Friday, April 19, 2013
by Mike Lupica
Philomel, 2012. 292 pgs. Fiction
Drew "True" Robinson is the best high school point guard in the country. He and his Mom have moved from New York to Southern California to nestle under the wing of Mr. G., a filthy rich basketball fan who started his own prep school academy just to assemble a grade-A basketball team and then to highlight Drew's talents. His soon to be best friend Lee promises to be his wingman, hoping to bring a district championship to Oakley, and though his Mom warns him about believing his own hype and slacking off in his schoolwork, he soon begins to give in to casual lying and cheating, letting others "help" him with his homework and thinking life owes him whatever he wants. But one night when he arrives to shoot around by himself on a neighborhood court, lit only by the moon, he sees a ghost. An old guy with skills--extraordinary skills--attacking the basket like an elite pro player. When he hails the guy, the guy runs.

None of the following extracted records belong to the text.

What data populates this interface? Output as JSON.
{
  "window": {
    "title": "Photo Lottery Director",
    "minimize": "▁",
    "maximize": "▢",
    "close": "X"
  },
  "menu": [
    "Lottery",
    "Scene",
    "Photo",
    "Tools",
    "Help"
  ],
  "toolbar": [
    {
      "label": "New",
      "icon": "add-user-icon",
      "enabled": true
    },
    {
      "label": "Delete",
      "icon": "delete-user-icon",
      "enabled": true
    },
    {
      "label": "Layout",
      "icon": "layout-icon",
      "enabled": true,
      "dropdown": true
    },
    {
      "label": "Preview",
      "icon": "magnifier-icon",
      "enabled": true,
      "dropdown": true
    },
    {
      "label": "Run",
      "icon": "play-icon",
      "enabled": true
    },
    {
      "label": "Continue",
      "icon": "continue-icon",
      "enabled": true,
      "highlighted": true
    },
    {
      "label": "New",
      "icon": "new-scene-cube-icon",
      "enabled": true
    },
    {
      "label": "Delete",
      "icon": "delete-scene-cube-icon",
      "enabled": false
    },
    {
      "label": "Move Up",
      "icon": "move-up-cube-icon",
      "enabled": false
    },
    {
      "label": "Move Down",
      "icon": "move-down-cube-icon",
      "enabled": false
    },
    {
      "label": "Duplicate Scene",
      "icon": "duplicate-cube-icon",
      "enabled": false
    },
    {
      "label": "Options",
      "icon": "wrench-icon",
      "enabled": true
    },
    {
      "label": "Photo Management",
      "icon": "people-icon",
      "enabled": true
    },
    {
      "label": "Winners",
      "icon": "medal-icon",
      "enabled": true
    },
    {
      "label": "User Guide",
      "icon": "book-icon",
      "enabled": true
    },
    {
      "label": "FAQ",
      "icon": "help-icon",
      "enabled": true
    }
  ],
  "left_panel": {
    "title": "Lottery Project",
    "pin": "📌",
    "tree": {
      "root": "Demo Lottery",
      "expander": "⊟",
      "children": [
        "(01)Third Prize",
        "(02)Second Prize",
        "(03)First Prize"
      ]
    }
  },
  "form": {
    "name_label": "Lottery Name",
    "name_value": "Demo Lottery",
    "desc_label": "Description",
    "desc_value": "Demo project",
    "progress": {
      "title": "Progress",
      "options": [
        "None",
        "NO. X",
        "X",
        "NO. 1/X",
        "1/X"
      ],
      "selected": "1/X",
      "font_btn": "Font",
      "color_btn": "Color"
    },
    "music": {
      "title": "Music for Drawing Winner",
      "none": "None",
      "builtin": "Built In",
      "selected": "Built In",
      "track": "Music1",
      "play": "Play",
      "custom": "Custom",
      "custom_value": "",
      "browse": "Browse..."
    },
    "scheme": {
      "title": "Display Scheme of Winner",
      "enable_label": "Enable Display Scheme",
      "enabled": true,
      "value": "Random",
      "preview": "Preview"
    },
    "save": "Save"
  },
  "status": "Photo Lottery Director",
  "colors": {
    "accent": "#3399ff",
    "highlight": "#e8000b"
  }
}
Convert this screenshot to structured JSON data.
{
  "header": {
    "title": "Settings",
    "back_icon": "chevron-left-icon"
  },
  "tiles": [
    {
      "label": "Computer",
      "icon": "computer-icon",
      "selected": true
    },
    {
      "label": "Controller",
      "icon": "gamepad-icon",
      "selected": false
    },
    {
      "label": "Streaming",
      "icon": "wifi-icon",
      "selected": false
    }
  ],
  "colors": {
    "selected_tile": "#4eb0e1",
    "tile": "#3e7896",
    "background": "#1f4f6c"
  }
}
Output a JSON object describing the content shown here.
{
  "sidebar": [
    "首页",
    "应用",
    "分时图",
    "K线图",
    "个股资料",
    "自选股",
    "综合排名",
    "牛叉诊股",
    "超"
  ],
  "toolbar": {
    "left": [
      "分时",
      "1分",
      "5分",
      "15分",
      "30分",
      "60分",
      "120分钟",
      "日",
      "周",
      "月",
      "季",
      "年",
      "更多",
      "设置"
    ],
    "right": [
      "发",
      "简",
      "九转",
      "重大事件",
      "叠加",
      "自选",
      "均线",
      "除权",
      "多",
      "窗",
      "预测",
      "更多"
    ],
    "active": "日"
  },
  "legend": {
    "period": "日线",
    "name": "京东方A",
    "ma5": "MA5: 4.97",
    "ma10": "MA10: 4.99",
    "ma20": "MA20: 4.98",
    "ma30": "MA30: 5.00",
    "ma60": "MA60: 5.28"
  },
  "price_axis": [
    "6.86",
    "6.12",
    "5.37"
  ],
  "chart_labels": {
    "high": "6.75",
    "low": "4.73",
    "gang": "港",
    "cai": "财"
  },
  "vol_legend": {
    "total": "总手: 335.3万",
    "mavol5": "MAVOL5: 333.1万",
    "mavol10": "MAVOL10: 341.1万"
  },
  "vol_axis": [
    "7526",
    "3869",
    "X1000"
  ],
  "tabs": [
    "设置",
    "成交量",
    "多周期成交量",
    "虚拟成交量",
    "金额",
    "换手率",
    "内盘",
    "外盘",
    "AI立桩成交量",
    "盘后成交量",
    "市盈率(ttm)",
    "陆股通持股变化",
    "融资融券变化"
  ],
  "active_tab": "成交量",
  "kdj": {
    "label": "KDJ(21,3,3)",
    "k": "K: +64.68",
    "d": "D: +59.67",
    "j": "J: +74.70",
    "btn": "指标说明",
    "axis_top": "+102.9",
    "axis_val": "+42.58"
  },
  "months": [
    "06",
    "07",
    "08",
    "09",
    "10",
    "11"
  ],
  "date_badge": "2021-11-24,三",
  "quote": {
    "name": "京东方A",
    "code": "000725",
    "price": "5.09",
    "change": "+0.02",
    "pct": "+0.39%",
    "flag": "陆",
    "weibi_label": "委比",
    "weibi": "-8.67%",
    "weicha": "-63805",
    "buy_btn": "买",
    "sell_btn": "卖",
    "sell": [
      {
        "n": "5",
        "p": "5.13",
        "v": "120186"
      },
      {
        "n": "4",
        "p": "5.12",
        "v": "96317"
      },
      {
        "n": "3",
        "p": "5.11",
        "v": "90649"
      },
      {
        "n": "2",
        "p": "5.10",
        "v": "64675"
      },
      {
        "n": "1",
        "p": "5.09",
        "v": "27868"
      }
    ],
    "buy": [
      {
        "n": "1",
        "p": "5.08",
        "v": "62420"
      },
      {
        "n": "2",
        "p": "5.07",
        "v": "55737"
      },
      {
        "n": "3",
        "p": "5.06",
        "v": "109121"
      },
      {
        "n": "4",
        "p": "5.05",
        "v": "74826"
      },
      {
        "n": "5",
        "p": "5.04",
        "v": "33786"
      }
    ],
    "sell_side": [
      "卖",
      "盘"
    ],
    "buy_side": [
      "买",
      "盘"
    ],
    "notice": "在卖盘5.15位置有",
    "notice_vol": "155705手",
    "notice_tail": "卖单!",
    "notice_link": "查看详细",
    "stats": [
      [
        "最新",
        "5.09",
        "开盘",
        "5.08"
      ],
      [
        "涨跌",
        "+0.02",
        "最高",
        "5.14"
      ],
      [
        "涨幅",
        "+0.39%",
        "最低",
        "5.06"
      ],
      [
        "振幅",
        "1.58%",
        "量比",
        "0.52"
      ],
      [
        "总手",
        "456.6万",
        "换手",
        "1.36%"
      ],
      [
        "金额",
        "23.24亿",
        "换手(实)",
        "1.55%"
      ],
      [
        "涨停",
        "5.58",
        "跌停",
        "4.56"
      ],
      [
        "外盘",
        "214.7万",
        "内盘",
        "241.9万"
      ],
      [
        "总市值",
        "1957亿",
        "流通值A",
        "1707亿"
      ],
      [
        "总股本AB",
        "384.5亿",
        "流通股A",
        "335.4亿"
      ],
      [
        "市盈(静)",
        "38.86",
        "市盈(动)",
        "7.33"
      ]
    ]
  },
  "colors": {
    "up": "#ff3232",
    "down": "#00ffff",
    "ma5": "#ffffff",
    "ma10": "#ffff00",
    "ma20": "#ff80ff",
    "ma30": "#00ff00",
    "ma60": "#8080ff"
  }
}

How Drew tracks down this playground legend, sees what might become of him if he keeps rationalizing away his integrity, and finds out who his "True" friends are carries Lupica's story to a deeply satisfying conclusion. A near-perfect narrative for teens and tweens about being faithful to oneself and to those who matter most. I listened to this book on CD, marvelously well read by Prentice Onayemi.